In fact, I don’t care much about IRAC, as I told my student. If it helps a student organize his thoughts, fine, but I certainly won’t discount an exam response because it doesn’t follow this formula. If anything, I often find legal writing a little too formulaic, squeezed into familiar patterns that take all life and personality out of the argument.

IRAC came to mind again today as I read the sad documents on civilian claims for deaths in Iraq, documents recently released to the ACLU pursuant to a Freedom of Information Act request and now available on the ACLU website. The documents are indeed “deeply disturbing,” but it’s hard to pinpoint exactly what is so troubling about them. It’s not just that they make evident “the human costs of war,” as the ACLU puts it, though they do accomplish that. We already knew Iraqi civilians were dying, even if we didn’t and don’t know just how many. And it’s not that the U.S. government is wholly unresponsive to these deaths. Many (not all) of the files authorize cash compensation to surviving family members. Better $4000 for the loss of one’s 9-year-old son than nothing. And the documents often evoke sympathy not only for the family members, but for the service members involved, like this one that describes a distraught and angry soldier crying near the body of a boy that one of her colleagues has just killed. No, the message of these documents is something more complicated than the familiar claim that war is brutal and violent. One especially disturbing aspect of the documents is the way in which these efforts to make war a little less costly to civilians ends up reducing tragic deaths to bureaucratic forms and mechanical legal analysis. Indeed, at least one document contains IRAC analysis to make any legal writing teacher proud:

The issue presented is whether claimant may receive compensation for the death of his father, his mother, his brother, and 32 sheep’s.

… The claimant states that his family was sleeping when the shots were fired that killed his family. …The coalition force may have been justified in shooting at another target where the claimant and his family would be collateral damage to that combat operation. However, the [Rules of Engagement] require units to have positive identification of target before engaging. In this case, reports indicate that over one hundred rounds were fired that impacted around a flock of sheep and his sleeping family.

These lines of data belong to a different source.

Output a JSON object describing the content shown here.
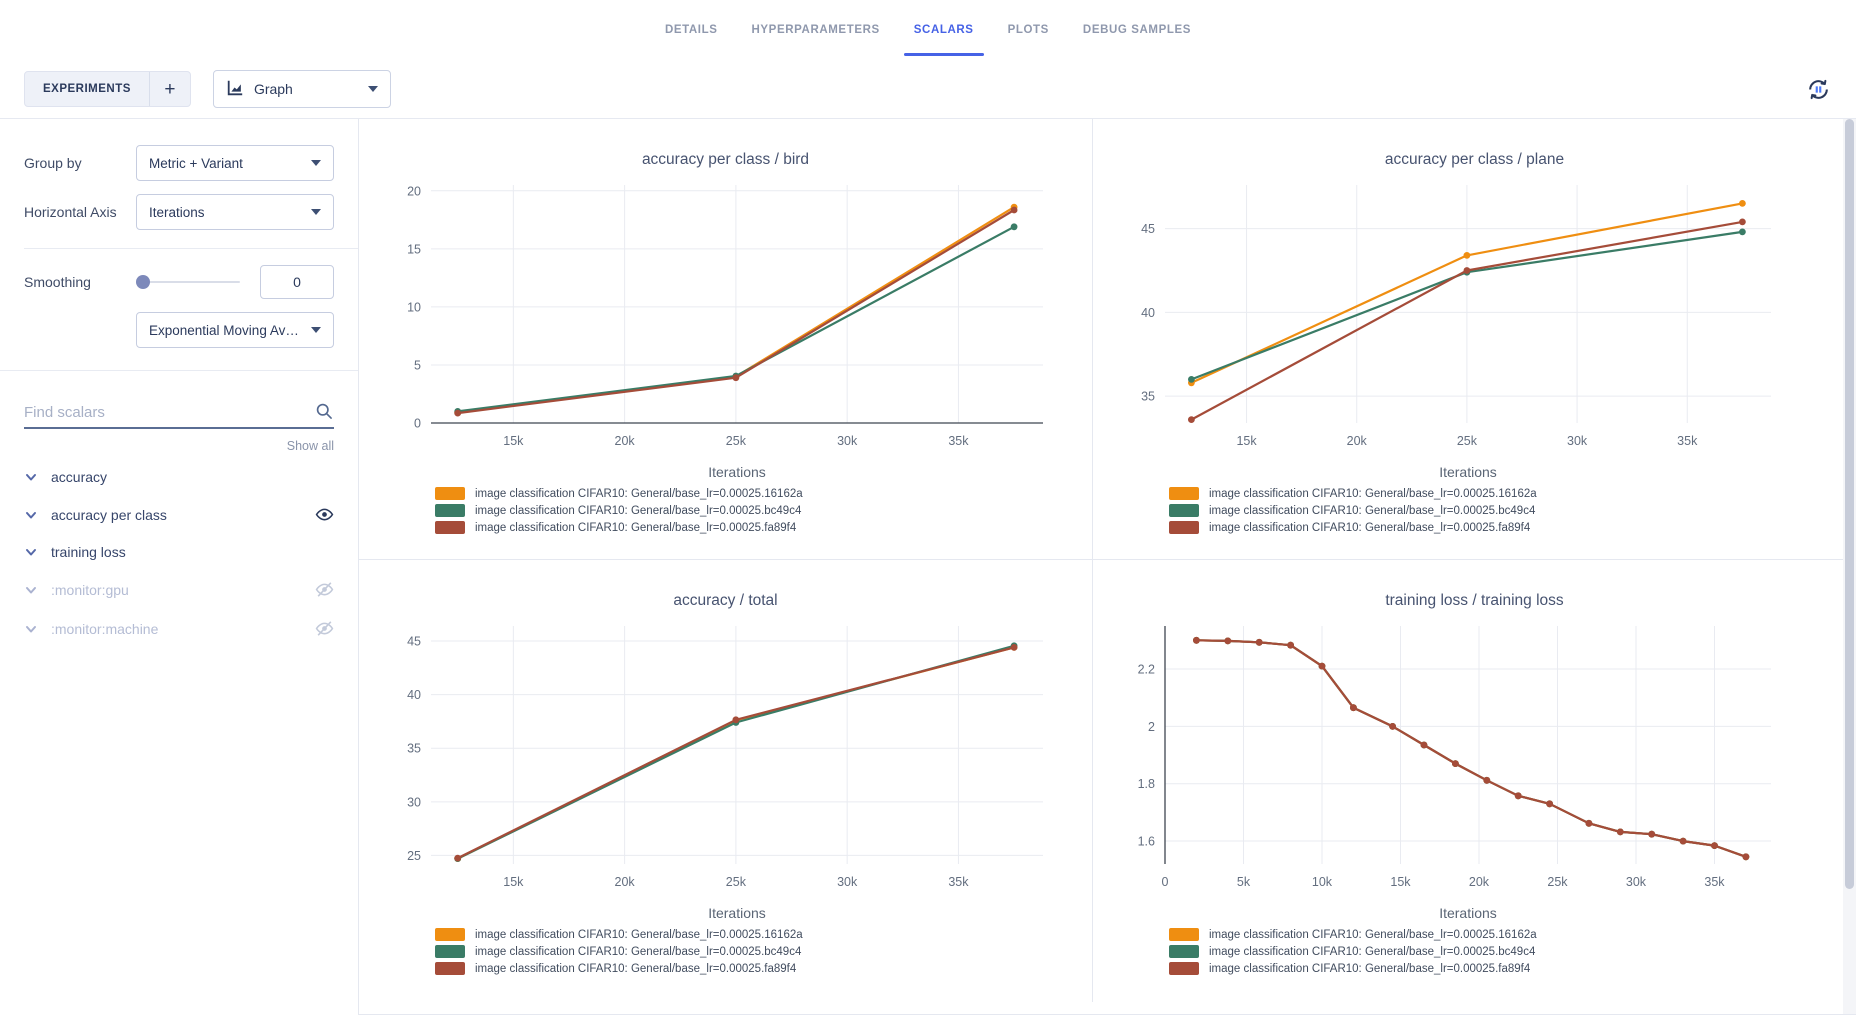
{
  "tabs": {
    "items": [
      {
        "label": "DETAILS",
        "active": false
      },
      {
        "label": "HYPERPARAMETERS",
        "active": false
      },
      {
        "label": "SCALARS",
        "active": true
      },
      {
        "label": "PLOTS",
        "active": false
      },
      {
        "label": "DEBUG SAMPLES",
        "active": false
      }
    ]
  },
  "toolbar": {
    "experiments_label": "EXPERIMENTS",
    "add_label": "+",
    "view_selector_value": "Graph",
    "icons": {
      "view": "area-chart-icon",
      "refresh": "auto-refresh-pause-icon"
    }
  },
  "sidebar": {
    "group_by": {
      "label": "Group by",
      "value": "Metric + Variant"
    },
    "horizontal_axis": {
      "label": "Horizontal Axis",
      "value": "Iterations"
    },
    "smoothing": {
      "label": "Smoothing",
      "value": "0",
      "method": "Exponential Moving Ave..."
    },
    "search": {
      "placeholder": "Find scalars"
    },
    "show_all": "Show all",
    "metrics": [
      {
        "label": "accuracy",
        "eye": "none",
        "muted": false
      },
      {
        "label": "accuracy per class",
        "eye": "visible",
        "muted": false
      },
      {
        "label": "training loss",
        "eye": "none",
        "muted": false
      },
      {
        "label": ":monitor:gpu",
        "eye": "hidden",
        "muted": true
      },
      {
        "label": ":monitor:machine",
        "eye": "hidden",
        "muted": true
      }
    ]
  },
  "colors": {
    "accent": "#4662e6",
    "series_orange": "#ef8e11",
    "series_teal": "#3a7c66",
    "series_red": "#a54c39",
    "grid": "#e9ebf1",
    "zeroline": "#3f4650",
    "tick_text": "#636e7f",
    "axis_label_text": "#5a6575"
  },
  "chart_data": [
    {
      "type": "line",
      "title": "accuracy per class / bird",
      "xlabel": "Iterations",
      "x": [
        12500,
        25000,
        37500
      ],
      "series": [
        {
          "name": "image classification CIFAR10: General/base_lr=0.00025.16162a",
          "color": "#ef8e11",
          "values": [
            0.9,
            4.0,
            18.6
          ]
        },
        {
          "name": "image classification CIFAR10: General/base_lr=0.00025.bc49c4",
          "color": "#3a7c66",
          "values": [
            1.0,
            4.05,
            16.9
          ]
        },
        {
          "name": "image classification CIFAR10: General/base_lr=0.00025.fa89f4",
          "color": "#a54c39",
          "values": [
            0.85,
            3.9,
            18.35
          ]
        }
      ],
      "xticks": [
        15000,
        20000,
        25000,
        30000,
        35000
      ],
      "xtick_labels": [
        "15k",
        "20k",
        "25k",
        "30k",
        "35k"
      ],
      "yticks": [
        0,
        5,
        10,
        15,
        20
      ],
      "ytick_labels": [
        "0",
        "5",
        "10",
        "15",
        "20"
      ],
      "xlim": [
        11300,
        38800
      ],
      "ylim": [
        0,
        20.5
      ],
      "zeroline": "y",
      "grid": true,
      "legend_position": "bottom-left"
    },
    {
      "type": "line",
      "title": "accuracy per class / plane",
      "xlabel": "Iterations",
      "x": [
        12500,
        25000,
        37500
      ],
      "series": [
        {
          "name": "image classification CIFAR10: General/base_lr=0.00025.16162a",
          "color": "#ef8e11",
          "values": [
            35.8,
            43.4,
            46.5
          ]
        },
        {
          "name": "image classification CIFAR10: General/base_lr=0.00025.bc49c4",
          "color": "#3a7c66",
          "values": [
            36.0,
            42.4,
            44.8
          ]
        },
        {
          "name": "image classification CIFAR10: General/base_lr=0.00025.fa89f4",
          "color": "#a54c39",
          "values": [
            33.6,
            42.5,
            45.4
          ]
        }
      ],
      "xticks": [
        15000,
        20000,
        25000,
        30000,
        35000
      ],
      "xtick_labels": [
        "15k",
        "20k",
        "25k",
        "30k",
        "35k"
      ],
      "yticks": [
        35,
        40,
        45
      ],
      "ytick_labels": [
        "35",
        "40",
        "45"
      ],
      "xlim": [
        11300,
        38800
      ],
      "ylim": [
        33.4,
        47.6
      ],
      "zeroline": "none",
      "grid": true,
      "legend_position": "bottom-left"
    },
    {
      "type": "line",
      "title": "accuracy / total",
      "xlabel": "Iterations",
      "x": [
        12500,
        25000,
        37500
      ],
      "series": [
        {
          "name": "image classification CIFAR10: General/base_lr=0.00025.16162a",
          "color": "#ef8e11",
          "values": [
            24.7,
            37.6,
            44.4
          ]
        },
        {
          "name": "image classification CIFAR10: General/base_lr=0.00025.bc49c4",
          "color": "#3a7c66",
          "values": [
            24.7,
            37.4,
            44.55
          ]
        },
        {
          "name": "image classification CIFAR10: General/base_lr=0.00025.fa89f4",
          "color": "#a54c39",
          "values": [
            24.75,
            37.65,
            44.4
          ]
        }
      ],
      "xticks": [
        15000,
        20000,
        25000,
        30000,
        35000
      ],
      "xtick_labels": [
        "15k",
        "20k",
        "25k",
        "30k",
        "35k"
      ],
      "yticks": [
        25,
        30,
        35,
        40,
        45
      ],
      "ytick_labels": [
        "25",
        "30",
        "35",
        "40",
        "45"
      ],
      "xlim": [
        11300,
        38800
      ],
      "ylim": [
        24.2,
        46.4
      ],
      "zeroline": "none",
      "grid": true,
      "legend_position": "bottom-left"
    },
    {
      "type": "line",
      "title": "training loss / training loss",
      "xlabel": "Iterations",
      "x": [
        2000,
        4000,
        6000,
        8000,
        10000,
        12000,
        14500,
        16500,
        18500,
        20500,
        22500,
        24500,
        27000,
        29000,
        31000,
        33000,
        35000,
        37000
      ],
      "series": [
        {
          "name": "image classification CIFAR10: General/base_lr=0.00025.16162a",
          "color": "#ef8e11",
          "values": [
            2.3,
            2.298,
            2.293,
            2.283,
            2.21,
            2.065,
            2.0,
            1.935,
            1.87,
            1.812,
            1.758,
            1.73,
            1.662,
            1.632,
            1.624,
            1.6,
            1.584,
            1.545
          ]
        },
        {
          "name": "image classification CIFAR10: General/base_lr=0.00025.bc49c4",
          "color": "#3a7c66",
          "values": [
            2.3,
            2.298,
            2.293,
            2.283,
            2.21,
            2.065,
            2.0,
            1.935,
            1.87,
            1.812,
            1.758,
            1.73,
            1.662,
            1.632,
            1.624,
            1.6,
            1.584,
            1.545
          ]
        },
        {
          "name": "image classification CIFAR10: General/base_lr=0.00025.fa89f4",
          "color": "#a54c39",
          "values": [
            2.3,
            2.298,
            2.293,
            2.283,
            2.21,
            2.065,
            2.0,
            1.935,
            1.87,
            1.812,
            1.758,
            1.73,
            1.662,
            1.632,
            1.624,
            1.6,
            1.584,
            1.545
          ]
        }
      ],
      "xticks": [
        0,
        5000,
        10000,
        15000,
        20000,
        25000,
        30000,
        35000
      ],
      "xtick_labels": [
        "0",
        "5k",
        "10k",
        "15k",
        "20k",
        "25k",
        "30k",
        "35k"
      ],
      "yticks": [
        1.6,
        1.8,
        2.0,
        2.2
      ],
      "ytick_labels": [
        "1.6",
        "1.8",
        "2",
        "2.2"
      ],
      "xlim": [
        0,
        38600
      ],
      "ylim": [
        1.52,
        2.35
      ],
      "zeroline": "x",
      "grid": true,
      "legend_position": "bottom-left"
    }
  ]
}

Accordingly, it appears that the shooting, although not “wrongful”, was conducted “negligently”. It is therefore my opinion that there is sufficient evidence to justify compensation under the FCA.

Issue; rule; analysis; conclusion. Compensation payment authorized: $11,200. (It’s unclear how much of that sum is for the dead family and how much for the sheep.) The payment here, as in many of these files, is processed as an invoice for services rendered: “Public Voucher for Purchases and Services Other than Personal.” If these tragedies can be called “services,” in what sense are they not personal?

The New York Times covers the story here. But I encourage interested readers to look at the documents themselves.


 April 12, 2007 at 11:57 pm   Posted in: Politics   Print This Post Print This Post

Responses (2)

  1. Ann Bartow - April 13, 2007 at 1:21 pm

    Whenever I question the point of blogs and blogging, I will remember this post. Thank you.

  2. Wilder - April 13, 2007 at 11:26 pm

    Such a short post, but yet so very moving. I’ll second the thank you and pass this link along. Well done.